On Rosh Hashanah the army would drive all the Jewish guys to a hospital where they held services. The problem was they’d drive them back and forth on Rosh Hashanah – both days. I managed to wangle a pass from the chaplain to let me stay at the hospital for those 2 days. The following year, however, they held services in two different hospitals. So a pass to one of them wouldn’t help. I had to make a decision then. Should I stay on base and be forced to mechalel yom tov and have no prayers or take the truck ride? I opted for the truck ride. At the end, I don’t think I was mechalelanything because it was a group ride. The driver was going anyway, not stopping and starting just for me. But I’m not a rabbi so I can’t say for sure. It just seemed the right thing for me to do. So that was my “soul” career in the army. Oh yes, I did try getting together a minyan for Friday nights but the most I could gather were 9 men. So that didn’t work out.
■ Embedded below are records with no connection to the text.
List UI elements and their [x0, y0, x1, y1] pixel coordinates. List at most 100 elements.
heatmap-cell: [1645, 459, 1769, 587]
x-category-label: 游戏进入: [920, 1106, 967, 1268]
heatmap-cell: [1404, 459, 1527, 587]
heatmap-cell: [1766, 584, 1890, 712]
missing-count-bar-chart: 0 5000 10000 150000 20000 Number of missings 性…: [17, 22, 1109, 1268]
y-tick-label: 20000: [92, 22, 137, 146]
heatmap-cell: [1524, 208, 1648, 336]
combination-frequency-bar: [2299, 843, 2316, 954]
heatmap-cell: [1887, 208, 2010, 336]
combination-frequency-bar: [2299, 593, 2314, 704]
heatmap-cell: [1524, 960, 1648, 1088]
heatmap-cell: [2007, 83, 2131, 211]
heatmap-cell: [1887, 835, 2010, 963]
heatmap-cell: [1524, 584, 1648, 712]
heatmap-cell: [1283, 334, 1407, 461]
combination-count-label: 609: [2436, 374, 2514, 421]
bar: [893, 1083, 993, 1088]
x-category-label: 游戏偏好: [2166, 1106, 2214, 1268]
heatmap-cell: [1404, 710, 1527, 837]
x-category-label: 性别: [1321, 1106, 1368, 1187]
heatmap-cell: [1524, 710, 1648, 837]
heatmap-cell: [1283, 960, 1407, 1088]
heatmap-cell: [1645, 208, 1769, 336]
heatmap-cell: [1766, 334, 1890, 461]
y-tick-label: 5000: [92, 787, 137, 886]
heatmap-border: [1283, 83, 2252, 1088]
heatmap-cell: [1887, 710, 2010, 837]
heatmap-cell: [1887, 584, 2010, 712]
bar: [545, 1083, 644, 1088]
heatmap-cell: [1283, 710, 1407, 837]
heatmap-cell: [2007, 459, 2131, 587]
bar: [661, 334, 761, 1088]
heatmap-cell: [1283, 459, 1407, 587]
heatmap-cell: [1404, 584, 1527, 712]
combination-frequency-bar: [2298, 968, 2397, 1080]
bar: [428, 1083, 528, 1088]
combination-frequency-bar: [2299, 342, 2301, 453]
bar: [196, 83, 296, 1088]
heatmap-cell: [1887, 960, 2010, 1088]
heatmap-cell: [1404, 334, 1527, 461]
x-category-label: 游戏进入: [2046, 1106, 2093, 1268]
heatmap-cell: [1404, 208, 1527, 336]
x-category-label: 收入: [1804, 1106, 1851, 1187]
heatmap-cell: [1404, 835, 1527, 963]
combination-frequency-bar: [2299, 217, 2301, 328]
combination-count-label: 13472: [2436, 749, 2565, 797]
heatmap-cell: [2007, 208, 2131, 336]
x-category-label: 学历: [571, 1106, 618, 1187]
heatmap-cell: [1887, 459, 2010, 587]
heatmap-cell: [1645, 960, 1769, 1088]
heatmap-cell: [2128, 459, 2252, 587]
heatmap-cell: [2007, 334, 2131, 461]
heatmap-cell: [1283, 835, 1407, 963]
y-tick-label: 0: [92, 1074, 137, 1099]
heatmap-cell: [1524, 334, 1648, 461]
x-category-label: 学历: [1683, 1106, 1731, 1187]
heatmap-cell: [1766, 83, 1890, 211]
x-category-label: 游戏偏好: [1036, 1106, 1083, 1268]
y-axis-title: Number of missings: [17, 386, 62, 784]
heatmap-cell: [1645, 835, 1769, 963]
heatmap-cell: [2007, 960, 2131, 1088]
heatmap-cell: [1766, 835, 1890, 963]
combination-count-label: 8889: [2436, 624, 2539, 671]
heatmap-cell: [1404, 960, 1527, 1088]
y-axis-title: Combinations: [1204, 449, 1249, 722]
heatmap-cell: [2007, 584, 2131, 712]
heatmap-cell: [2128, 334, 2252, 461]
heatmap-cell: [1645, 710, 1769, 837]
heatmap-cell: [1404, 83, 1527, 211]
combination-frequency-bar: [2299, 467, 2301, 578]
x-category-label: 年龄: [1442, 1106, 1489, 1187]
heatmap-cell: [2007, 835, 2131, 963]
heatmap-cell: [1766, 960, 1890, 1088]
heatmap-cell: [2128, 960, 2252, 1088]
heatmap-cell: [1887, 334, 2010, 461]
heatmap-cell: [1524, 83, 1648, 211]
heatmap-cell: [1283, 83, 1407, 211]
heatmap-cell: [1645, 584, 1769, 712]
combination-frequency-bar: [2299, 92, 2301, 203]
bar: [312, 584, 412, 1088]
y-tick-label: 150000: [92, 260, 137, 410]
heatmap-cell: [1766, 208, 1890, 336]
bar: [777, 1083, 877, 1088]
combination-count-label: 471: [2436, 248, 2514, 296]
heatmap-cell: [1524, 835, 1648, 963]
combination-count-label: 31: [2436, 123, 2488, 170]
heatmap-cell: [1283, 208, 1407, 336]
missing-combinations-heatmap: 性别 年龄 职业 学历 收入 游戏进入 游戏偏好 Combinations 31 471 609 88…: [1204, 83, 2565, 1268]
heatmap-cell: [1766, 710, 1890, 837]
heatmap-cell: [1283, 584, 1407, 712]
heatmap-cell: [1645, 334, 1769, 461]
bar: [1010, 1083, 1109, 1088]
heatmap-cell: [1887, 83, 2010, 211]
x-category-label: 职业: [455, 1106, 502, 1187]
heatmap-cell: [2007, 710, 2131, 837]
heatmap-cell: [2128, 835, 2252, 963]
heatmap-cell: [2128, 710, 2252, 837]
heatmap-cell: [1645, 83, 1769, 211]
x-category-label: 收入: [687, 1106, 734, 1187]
I didn’t feel any anti Semitism. There was one guy, I called him the Mule Skinner – he was a huge southerner with bulging muscles. He would make anti-black remarks all the time. Those were my liberal days when I defended the blacks so I always came back to him with a retort. One time I could see the veins bulging in this forehead, he was so mad, but he never laid a hand on me. He would often say in his southern drawl – “Mah minister always says – anybody who messes with the People of the Book, will come to no good end.”
After V-J Day, I went to Hiroshima. The devastation was complete. I could see from one end to the other. There were just a few walls of one building left standing in the entire city. After that we were shipped back to the States via San Francisco and from there to Boro Park. I didn’t remain home too long because I soon enlisted with the Irgun to fight for Palestine. But that’s another story.